ComplexDataReader

Commercial Component

We assume that you have already learned what is described in:

If you want to find the appropriate Reader for your purpose, see Readers Comparison.

Short Summary

ComplexDataReader reads non-homogeneous data from files.

Component Data source Input ports Output ports Each to all outputs Different to different outputs Transformation Transf. req. Java CTL
ComplexDataReaderflat file11-nnoyesyesyesyesyes

Abstract

ComplexDataReader reads non-homogeneous data from files containing multiple metadata, using the concept of states and transitions and optional lookahead (selector).

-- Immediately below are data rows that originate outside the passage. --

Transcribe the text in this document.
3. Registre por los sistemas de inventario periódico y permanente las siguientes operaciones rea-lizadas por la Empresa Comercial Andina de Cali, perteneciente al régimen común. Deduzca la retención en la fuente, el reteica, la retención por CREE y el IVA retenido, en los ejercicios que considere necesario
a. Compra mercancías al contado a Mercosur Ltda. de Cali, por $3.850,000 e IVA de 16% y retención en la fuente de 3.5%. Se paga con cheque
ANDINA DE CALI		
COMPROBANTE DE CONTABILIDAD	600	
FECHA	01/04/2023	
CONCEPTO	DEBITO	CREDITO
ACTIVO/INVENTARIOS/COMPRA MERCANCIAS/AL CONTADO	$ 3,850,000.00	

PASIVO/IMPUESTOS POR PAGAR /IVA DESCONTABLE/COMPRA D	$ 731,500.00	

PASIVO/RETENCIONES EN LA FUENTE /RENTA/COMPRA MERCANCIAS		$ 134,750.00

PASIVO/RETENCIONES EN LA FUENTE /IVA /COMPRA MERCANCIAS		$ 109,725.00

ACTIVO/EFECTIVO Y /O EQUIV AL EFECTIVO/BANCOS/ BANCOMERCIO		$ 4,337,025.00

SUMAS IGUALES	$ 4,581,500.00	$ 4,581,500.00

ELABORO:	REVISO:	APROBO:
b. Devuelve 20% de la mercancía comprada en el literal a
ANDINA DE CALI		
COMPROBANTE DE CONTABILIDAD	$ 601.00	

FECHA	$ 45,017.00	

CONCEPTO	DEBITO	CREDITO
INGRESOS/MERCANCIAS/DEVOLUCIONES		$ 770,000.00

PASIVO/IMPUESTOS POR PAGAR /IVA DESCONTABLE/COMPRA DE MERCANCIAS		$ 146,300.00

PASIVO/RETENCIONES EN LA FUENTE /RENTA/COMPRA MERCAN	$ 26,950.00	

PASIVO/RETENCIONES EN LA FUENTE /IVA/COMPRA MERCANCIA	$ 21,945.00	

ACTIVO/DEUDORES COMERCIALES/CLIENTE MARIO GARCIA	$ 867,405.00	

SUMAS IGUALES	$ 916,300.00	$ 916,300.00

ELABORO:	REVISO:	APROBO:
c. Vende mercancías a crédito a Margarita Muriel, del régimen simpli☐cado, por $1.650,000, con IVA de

The user-defined states and their transitions impose the order of metadata used for parsing the file - presumably following the file's structure.

The component uses the Data policy attribute as described in Data Policy.

Icon

Ports

Port typeNumberRequiredDescriptionMetadata
Input0noFor port reading. See Reading from Input Port.One field (byte, cbyte, string).
Output0yesFor correct data recordsAny (Out0)1)
1-NnoFor correct data recordsAny (Out1-OutN)

Legend:

1): Metadata on output ports can use Autofilling Functions.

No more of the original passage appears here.